Kazkji, an engineering student, was traveling with more than 400 migrants from Syria and Palestine on Oct. 11 last year when the trawler carrying them from Libya capsized and sank close to the Italian island of Lampedusa.
He knew how to swim and was eventually rescued, but could only watch in horror as people died around him with an estimated 200 people missing from the shipwreck.
"We all thought we were going to die ... many did," said Kazkji in a telephone interview from Malta where he is struggling to eke out a living with no legal work status.

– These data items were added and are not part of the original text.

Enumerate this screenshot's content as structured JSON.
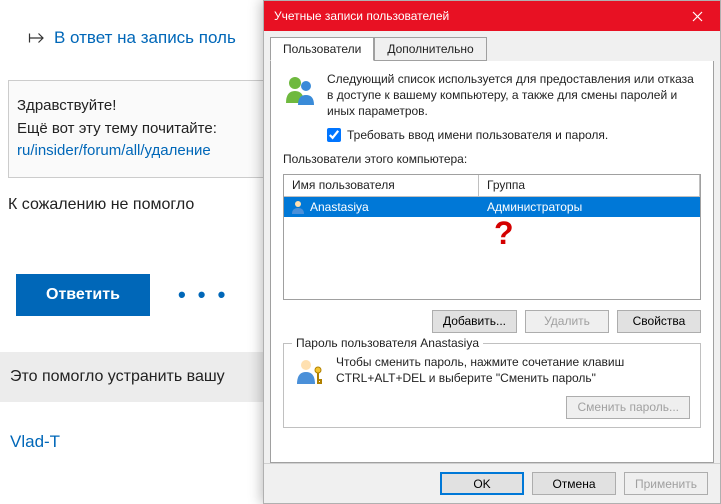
{
  "forum": {
    "reply_link_text": "В ответ на запись поль",
    "post_greeting": "Здравствуйте!",
    "post_advice": "Ещё вот эту тему почитайте:",
    "post_link_text": "ru/insider/forum/all/удаление",
    "reply_result": "К сожалению не помогло",
    "reply_button": "Ответить",
    "more": "• • •",
    "helpful_line": "Это помогло устранить вашу",
    "username": "Vlad-T"
  },
  "dialog": {
    "title": "Учетные записи пользователей",
    "tabs": {
      "users": "Пользователи",
      "advanced": "Дополнительно"
    },
    "description": "Следующий список используется для предоставления или отказа в доступе к вашему компьютеру, а также для смены паролей и иных параметров.",
    "require_login_label": "Требовать ввод имени пользователя и пароля.",
    "users_of_computer": "Пользователи этого компьютера:",
    "col_user": "Имя пользователя",
    "col_group": "Группа",
    "row": {
      "user": "Anastasiya",
      "group": "Администраторы"
    },
    "question_mark": "?",
    "btn_add": "Добавить...",
    "btn_remove": "Удалить",
    "btn_props": "Свойства",
    "pw_group_title": "Пароль пользователя Anastasiya",
    "pw_text": "Чтобы сменить пароль, нажмите сочетание клавиш CTRL+ALT+DEL и выберите \"Сменить пароль\"",
    "btn_change_pw": "Сменить пароль...",
    "btn_ok": "OK",
    "btn_cancel": "Отмена",
    "btn_apply": "Применить"
  }
}
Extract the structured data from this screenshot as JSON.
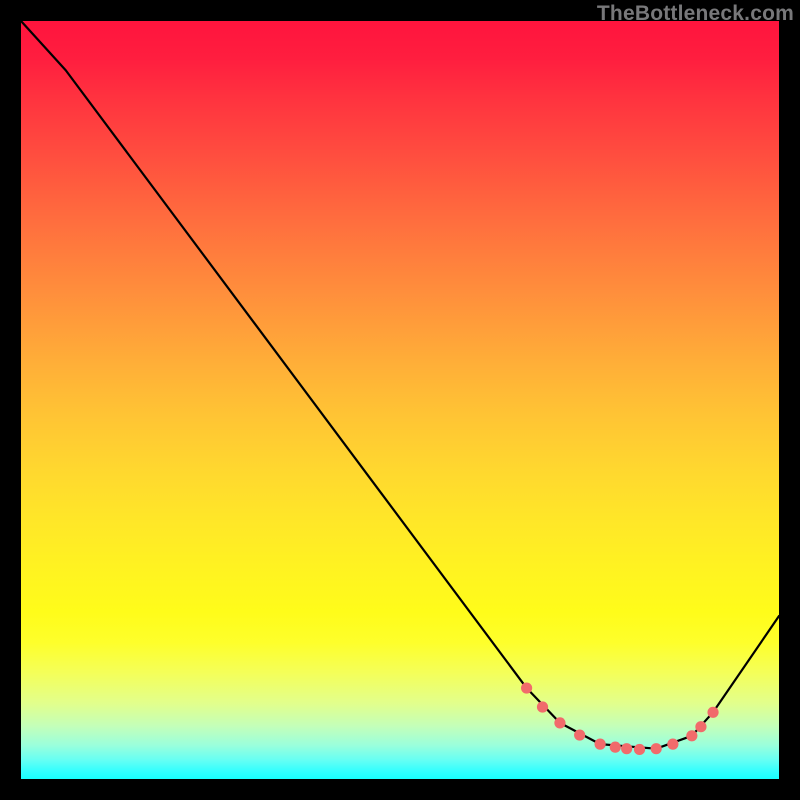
{
  "watermark": "TheBottleneck.com",
  "chart_data": {
    "type": "line",
    "title": "",
    "xlabel": "",
    "ylabel": "",
    "xlim": [
      0,
      100
    ],
    "ylim": [
      0,
      100
    ],
    "grid": false,
    "series": [
      {
        "name": "curve",
        "color": "#000000",
        "x": [
          0.0,
          5.9,
          66.7,
          71.1,
          76.4,
          83.8,
          88.5,
          91.3,
          100.0
        ],
        "values": [
          100.0,
          93.5,
          12.0,
          7.4,
          4.6,
          4.0,
          5.7,
          8.8,
          21.5
        ]
      }
    ],
    "markers": {
      "name": "dots",
      "color": "#f16b6b",
      "radius_px": 5.6,
      "x": [
        66.7,
        68.8,
        71.1,
        73.7,
        76.4,
        78.4,
        79.9,
        81.6,
        83.8,
        86.0,
        88.5,
        89.7,
        91.3
      ],
      "values": [
        12.0,
        9.5,
        7.4,
        5.8,
        4.6,
        4.2,
        4.0,
        3.9,
        4.0,
        4.6,
        5.7,
        6.9,
        8.8
      ]
    }
  }
}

Figures released by the International Organisation for Migration (IOM) this week revealed the death toll in the Mediterranean Sea has risen significantly this year, up from 2,360 in 2013..
The report came almost a year after two shipwrecks off Lampedusa, on Oct. 3 and Oct. 11 last year, in which about 500 people in total died. Lampedusa, which lies just 70 miles (113 km) from the north African coast, has been a stepping stone for migrants trying to reach mainland Europe for two decades.
Amnesty International has called on European Union (EU) countries to respond to the rising number of fatalities in these treacherous crossings and commit greater resources for migrant rescues before many more lives are lost.
FLEEING WARS, POVERTY
Civil war in Syria, forced military conscription in Eritrea, and the breakdown of order in Libya are pushing record numbers of refugees and migrants like Kazkji to try to flee across the Mediterranean to Europe, often in rickety boats.
Smugglers are charging between $2,000 and $4,000 a person for passage, according to the IOM report.
"My father urged me to leave Syria so I would not have to kill or be killed in war, and many people I know dream of going to Europe for the same reason," said Kazkji, who said his ambition was to finish his engineering degree in Europe.
John Dalhuisen, Europe and Central Asia program director of Amnesty, said in a statement that Europe could not "ignore the tragedy unfolding on its doorstep".
"More search and rescue vessels in the central Mediterranean, with the clear mandate of saving lives in the high seas and resources adequate to the task – that's what the EU and its members must urgently provide," he said.
Italy's navy has been patrolling the waters between Africa and Sicily since the deaths last October, saving more than 90,000 lives in the past year, but has called for more help.
Amnesty's report, presented to the European Parliament, urged the EU to change its asylum policy, which puts the onus on border countries like Italy and Malta to take in refugees, and establish safe ways for migrants and refugees to reach Europe.
"Regardless of the dangers and of EU measures to keep them out, refugees and migrants will continue to risk their lives and the lives of their children fleeing their war-torn, rights violating or economically struggling countries of origin," Dalhuisen said.